Throughout our history as humans, we find a common theme throughout cultures, races, and even times. People have always told stories. It is who we are. Whether it was the Greeks telling legends about their gods, Romans telling war stories about their legionnaires, Colonials telling stories about how bad life was in England, Indians sharing knowledge through stories of spirits and family, or modern day people telling stories about anything through books, movies, or video games, storytelling remains a constant throughout civilization.
Focus on the medium of video games, though. There has never been another medium like video games in all history. It is a glorious thing that unites both the storytellers, developers, and the listeners, players, into a grey area that allows power to both sides. A developer can try his hardest to control every nuance of the story as it is told and may even be able to, although I would probably find such a game incredibly boring. However, the game, or story, is still only viable through the player’s experiences as the character. That said, it is still the developer who set the theme, characters, and overall guiding structure of that story.
In open world games, I can choose to abandon all responsibility and go on a completely different route. In more linear games, I still have to choose, in most games, how to progress. I went lethally stealthy in Deus Ex. I chose heavier weapons and explosives in Killzone 3. The beauty of gaming is that it revolves around choice.
Yes, there are games that offer a much more restricted choice and really constrict you to fewer options as you progress. Other times, it progresses as a shallow progression line that offers little story.
This is why I don’t, personally, like sports games as much. Sure, I can see a story develop as you create your own player and take him all the way from freshman year in college to the NFL Super Bowl, Pro Bowl, and retirement. People might become a little attached to that character they have worked on for so long. I just see a shallow story that offers little depth, and not much to build on emotionally. Again, it is another choice in which games to play.
I love football, and I’m completely certain that every last person who has any sense would agree that the Eagles are the best pro-team, but in video games, the only deep story in a sports game that I have found so far was in Fight Night: Champion. That was an amazing sports story that drew me into the game, which felt more like an amazing Boxing movie that I got to control. It comes full circle to what sets video games apart. Delving into these stories adds so much more attachment and connection with the characters than I have ever felt in a movie.

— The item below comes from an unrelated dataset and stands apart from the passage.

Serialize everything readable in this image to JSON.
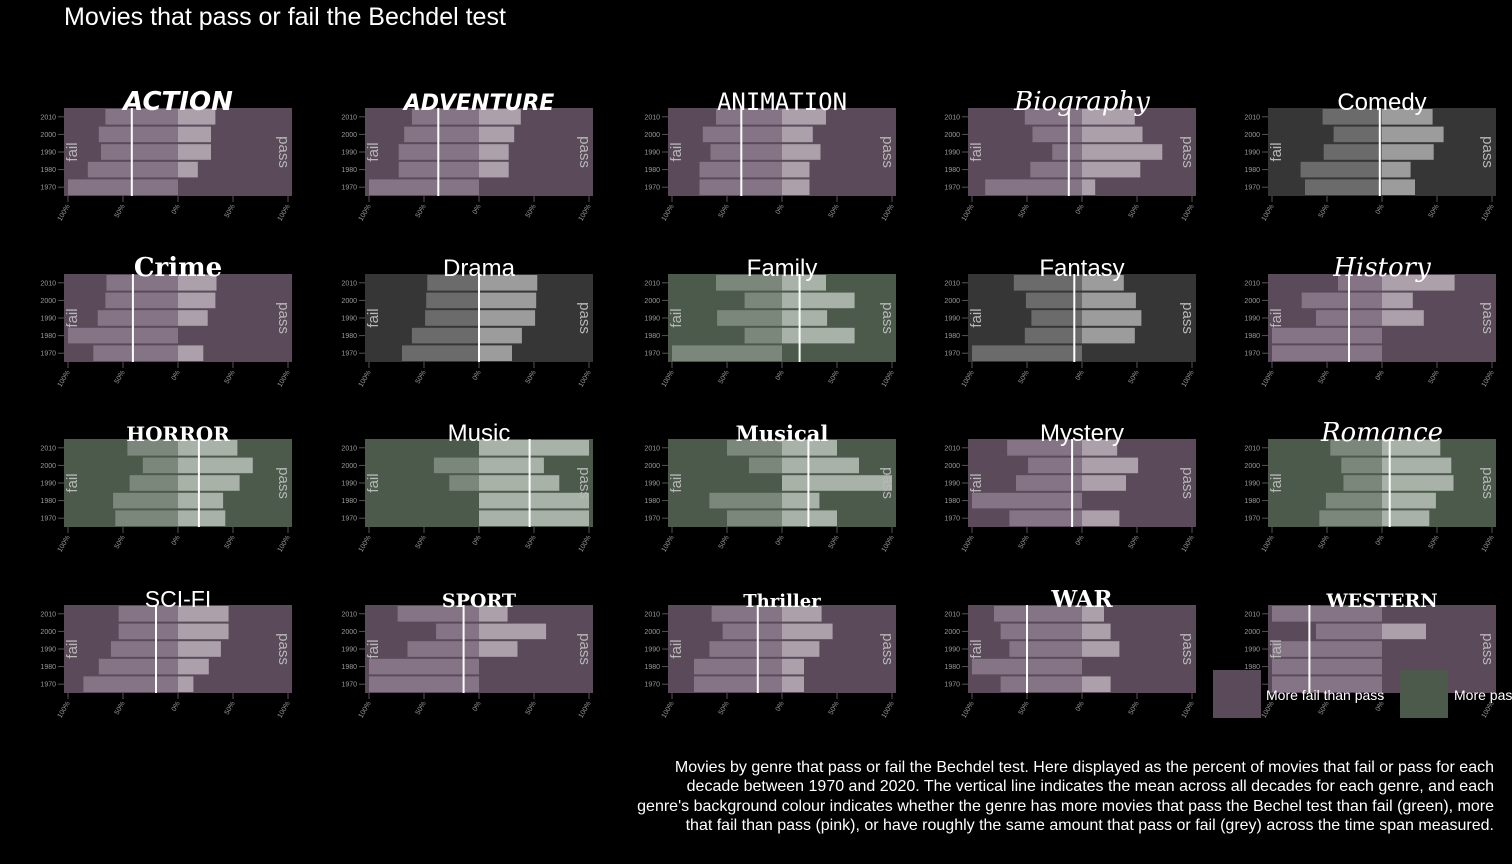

People have enjoyed movies for a long time. The hard-hitting emotional dramas that make us cry, the comedies to lighten our mood, they are all just stories we lose ourselves in. Video games are the next step with the degree of control and, in many games, customization allows players to really invest their own ideals, preferences, and even morals into the story we experience.
I’ve watched people play Skyrim and never steal a single thing. Their morality dictates that stealing is wrong and they won’t do it. Even in a game where, if they are successful, there is no gauge or bar to measure their moral choices like in other games. On the other hand, a friend, who I know would never steal in reality, has a Khajiit character that I’d never allow in my house. Turn your eye for one second and he’s already stolen everything but the kitchen sink, and he only left that because it was attached.
These stories allow us to explore and test things we might never do in our world because the rules are different in the digital worlds, simply because they are digital. Make a bad decision in a game and kill the wrong person? RESET.
Even if you don’t reset, that freedom to know that it holds no ramifications on us in this world seems to bring out many things that we would not normally do. The flipside is that the anonymity also brings out those hecklers you may or may not be annoyed by in online gaming. Many things get said or typed online in games that make me think, “Who are these people? I’ve never met anyone so crude and lewd in life.” You don’t know who they are, so why do they care?
This freedom is given by developers to help us understand a story or simply explore it as a complete test zone freeing us from consequences. Let’s not forget what our friendly neighborhood Spider-man says, though, “With great power, comes great responsibility.”
It might seem strange to think about, but consider tribal cultures like the Indians. You could usually find the storytellers to be chiefs or elders. The stories were commonly held and told by those with power. Translate that into today where stories still hold a lot of power. If you think stories don’t have power and affect on people, consider the recent petition that raised over $80,000 in order to change the ending of Mass Effect 3. You’re position in that debate doesn’t matter. That’s a good bit of money which demonstrates how heated and focused the debate has become. It also brings to light the idea that people are emotionally, physically, and even monetarily invested in the stories they hold to be close and important.
So, developers, this is your world now. Tell your stories and explore the depths of humanity in your games. Remember that people not only pay attention to those stories, they take them to heart. The Storytellers can no longer hide and say that a game is just a game and means nothing. We are a civilization built upon and reliant upon our stories to help us escape our world, explore ourselves, entertain us, and question our world. You are not just telling a story of a fictitious guy who may have changed the path and sway of the entire American Revolution, you are telling a story that inspires us to believe one man can make a difference, you are telling us a story about the honor and nobility of a man who may have put something else first and realized there was something bigger than himself.
We as humans need stories to survive. They help us construct who we are, what we value, and how we morally gauge things. Respect the right and responsibility of storytelling and entertainment as much more than meaningless.